Ruedi Stutz et Christian Stauffenegger n'attendent plus que le feu vert du Valais, qu'ils préféreraient à Berne ou au Tessin également sur les rangs, pour l'extraction de la roche qu'ils souhaitent utiliser en remplacement de celle du Lötschberg, à laquelle ils ont dû renoncer. Et l'attente, ils connaissent. «On a trouvé le temps long», avoue Ruedi Stutz, dix ans après la victoire du projet réalisé avec l'architecte Stephan Mundwiler. La légendaire lenteur bernoise a-t-elle joué? «On n'a jamais vraiment poussé le dossier», admet le conseiller national socialiste Alexander Tschäppät. Certes, il a d'abord fallu transférer ailleurs les 95 places de stationnement de la place Fédérale. Votation «Bundesplatz autofrei» acceptée, nouvelles places de parkings construites, tout semble en place.

C'est là qu'un contre-projet de l'artiste Bettina Eichin, avec pour thématique les droits de l'homme et soutenu par des membres influents de la bourgeoisie locale, menace le projet initial. S'ensuit une lutte politique et médiatique. L'initiative privée se heurte à son tour à une forte résistance, notamment du jury et des spécialistes, qui estiment qu'elle n'a aucune légitimité et que sa thématique est bien trop ciblée pour la place Fédérale.

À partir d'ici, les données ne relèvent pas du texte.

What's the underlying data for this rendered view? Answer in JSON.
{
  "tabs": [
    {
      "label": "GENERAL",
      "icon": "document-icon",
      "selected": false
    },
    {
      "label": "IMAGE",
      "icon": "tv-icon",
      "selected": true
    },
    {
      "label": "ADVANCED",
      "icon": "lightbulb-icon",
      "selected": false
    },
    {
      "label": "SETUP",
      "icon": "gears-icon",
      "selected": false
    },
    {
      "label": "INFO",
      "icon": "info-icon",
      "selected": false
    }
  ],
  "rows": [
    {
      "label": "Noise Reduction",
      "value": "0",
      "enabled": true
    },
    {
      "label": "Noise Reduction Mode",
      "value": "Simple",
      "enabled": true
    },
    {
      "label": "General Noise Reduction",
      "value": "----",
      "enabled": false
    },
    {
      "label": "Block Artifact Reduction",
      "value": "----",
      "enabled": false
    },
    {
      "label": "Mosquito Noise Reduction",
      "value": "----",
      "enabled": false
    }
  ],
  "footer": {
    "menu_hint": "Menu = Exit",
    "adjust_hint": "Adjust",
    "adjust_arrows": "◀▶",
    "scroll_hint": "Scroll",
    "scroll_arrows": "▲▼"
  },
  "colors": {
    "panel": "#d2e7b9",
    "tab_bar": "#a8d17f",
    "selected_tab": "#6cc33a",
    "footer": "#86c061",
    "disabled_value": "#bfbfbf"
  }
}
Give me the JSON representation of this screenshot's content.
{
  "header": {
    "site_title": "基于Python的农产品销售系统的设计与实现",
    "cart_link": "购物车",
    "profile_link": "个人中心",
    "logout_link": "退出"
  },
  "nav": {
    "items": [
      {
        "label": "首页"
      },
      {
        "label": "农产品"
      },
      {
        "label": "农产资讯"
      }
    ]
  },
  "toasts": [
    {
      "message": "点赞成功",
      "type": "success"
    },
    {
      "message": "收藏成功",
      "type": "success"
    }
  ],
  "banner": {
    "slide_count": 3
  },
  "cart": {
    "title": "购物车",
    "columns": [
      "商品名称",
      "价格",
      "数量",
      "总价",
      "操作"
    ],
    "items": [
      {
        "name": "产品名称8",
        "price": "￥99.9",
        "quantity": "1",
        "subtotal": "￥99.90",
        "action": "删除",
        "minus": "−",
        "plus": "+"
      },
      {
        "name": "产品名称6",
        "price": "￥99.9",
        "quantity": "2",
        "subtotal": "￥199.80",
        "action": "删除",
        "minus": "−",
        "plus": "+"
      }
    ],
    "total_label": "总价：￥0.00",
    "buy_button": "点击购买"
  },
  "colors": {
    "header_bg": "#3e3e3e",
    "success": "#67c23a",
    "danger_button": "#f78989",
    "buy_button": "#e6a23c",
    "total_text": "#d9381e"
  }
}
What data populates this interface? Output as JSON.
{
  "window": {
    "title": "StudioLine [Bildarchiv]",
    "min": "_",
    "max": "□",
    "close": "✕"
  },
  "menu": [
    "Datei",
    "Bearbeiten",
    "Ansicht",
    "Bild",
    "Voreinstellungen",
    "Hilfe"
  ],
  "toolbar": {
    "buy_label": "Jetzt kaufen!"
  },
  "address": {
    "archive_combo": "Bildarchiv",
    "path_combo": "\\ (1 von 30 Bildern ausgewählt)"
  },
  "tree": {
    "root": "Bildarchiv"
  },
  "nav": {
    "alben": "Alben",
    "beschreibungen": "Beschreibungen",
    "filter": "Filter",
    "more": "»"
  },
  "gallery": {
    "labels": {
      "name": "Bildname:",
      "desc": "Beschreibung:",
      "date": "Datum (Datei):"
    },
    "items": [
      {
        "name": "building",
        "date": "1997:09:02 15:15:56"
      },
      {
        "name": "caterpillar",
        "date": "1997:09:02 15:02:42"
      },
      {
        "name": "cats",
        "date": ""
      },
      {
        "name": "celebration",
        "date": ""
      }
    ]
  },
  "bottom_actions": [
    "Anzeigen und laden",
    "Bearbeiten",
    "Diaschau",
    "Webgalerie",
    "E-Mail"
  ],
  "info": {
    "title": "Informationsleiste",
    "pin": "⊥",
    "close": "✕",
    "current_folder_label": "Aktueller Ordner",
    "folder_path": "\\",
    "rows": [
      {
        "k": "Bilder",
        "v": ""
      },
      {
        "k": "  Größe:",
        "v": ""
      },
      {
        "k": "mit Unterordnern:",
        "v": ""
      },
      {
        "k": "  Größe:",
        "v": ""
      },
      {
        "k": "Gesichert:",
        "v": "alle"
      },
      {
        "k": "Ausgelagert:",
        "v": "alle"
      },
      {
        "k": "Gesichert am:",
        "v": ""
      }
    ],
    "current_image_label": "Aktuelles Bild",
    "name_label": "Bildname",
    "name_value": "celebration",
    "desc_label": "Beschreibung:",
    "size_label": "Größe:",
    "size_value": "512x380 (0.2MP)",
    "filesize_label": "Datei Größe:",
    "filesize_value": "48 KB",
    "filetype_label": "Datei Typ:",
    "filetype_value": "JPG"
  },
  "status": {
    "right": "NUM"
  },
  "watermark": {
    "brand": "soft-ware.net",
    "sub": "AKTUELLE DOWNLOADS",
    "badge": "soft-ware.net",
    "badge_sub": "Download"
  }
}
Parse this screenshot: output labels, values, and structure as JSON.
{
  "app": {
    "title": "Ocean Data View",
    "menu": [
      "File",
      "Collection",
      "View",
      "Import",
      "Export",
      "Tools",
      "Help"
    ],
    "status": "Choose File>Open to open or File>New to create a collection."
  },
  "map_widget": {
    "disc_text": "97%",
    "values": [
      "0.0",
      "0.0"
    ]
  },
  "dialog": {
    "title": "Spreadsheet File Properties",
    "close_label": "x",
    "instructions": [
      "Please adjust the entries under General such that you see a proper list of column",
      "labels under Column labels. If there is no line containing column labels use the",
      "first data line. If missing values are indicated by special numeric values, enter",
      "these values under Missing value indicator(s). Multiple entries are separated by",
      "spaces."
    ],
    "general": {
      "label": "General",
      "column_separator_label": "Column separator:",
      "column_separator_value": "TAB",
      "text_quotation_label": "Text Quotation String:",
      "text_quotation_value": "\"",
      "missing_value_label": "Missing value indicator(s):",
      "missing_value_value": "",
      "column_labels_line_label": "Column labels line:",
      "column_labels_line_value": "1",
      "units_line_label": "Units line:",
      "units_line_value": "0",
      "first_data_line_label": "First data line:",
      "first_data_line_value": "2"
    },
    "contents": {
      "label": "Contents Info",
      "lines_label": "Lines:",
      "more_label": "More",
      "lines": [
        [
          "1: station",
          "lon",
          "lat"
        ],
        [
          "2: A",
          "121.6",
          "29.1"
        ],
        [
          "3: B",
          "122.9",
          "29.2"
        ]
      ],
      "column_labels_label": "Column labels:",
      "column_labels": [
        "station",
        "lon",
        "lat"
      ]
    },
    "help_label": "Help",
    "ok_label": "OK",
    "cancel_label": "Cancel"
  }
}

En été 2000, le parlement avalise le projet initial. En février 2001, le Conseil municipal de la ville, qui est propriétaire de la place, donne à son tour le feu vert. Le coût de 7,9 millions de francs sera assuré pour moitié par la compagnie d'assurances La Mobilière, qui décide de fêter ainsi ses 125 ans. Une forme de sponsoring qui déplaît à certains, comme Luzius Theiler, chef de file des Verts. L'objection de sponsoring et de coût exorbitant est balayée par Alexander Tschäppät. «Avec le Grütli, la place Fédérale est la plus connue du pays. Elle vaut la peine qu'on fasse quelque chose de spécial.» L'enthousiasme des concepteurs n'est pas retombé. L'année chargée qui les attend sera la concrétisation d'une victoire «extraordinaire pour nous, notre bureau était tout jeune, rappelle Ruedi Stutz. Et quoi de mieux que la place Fédérale?»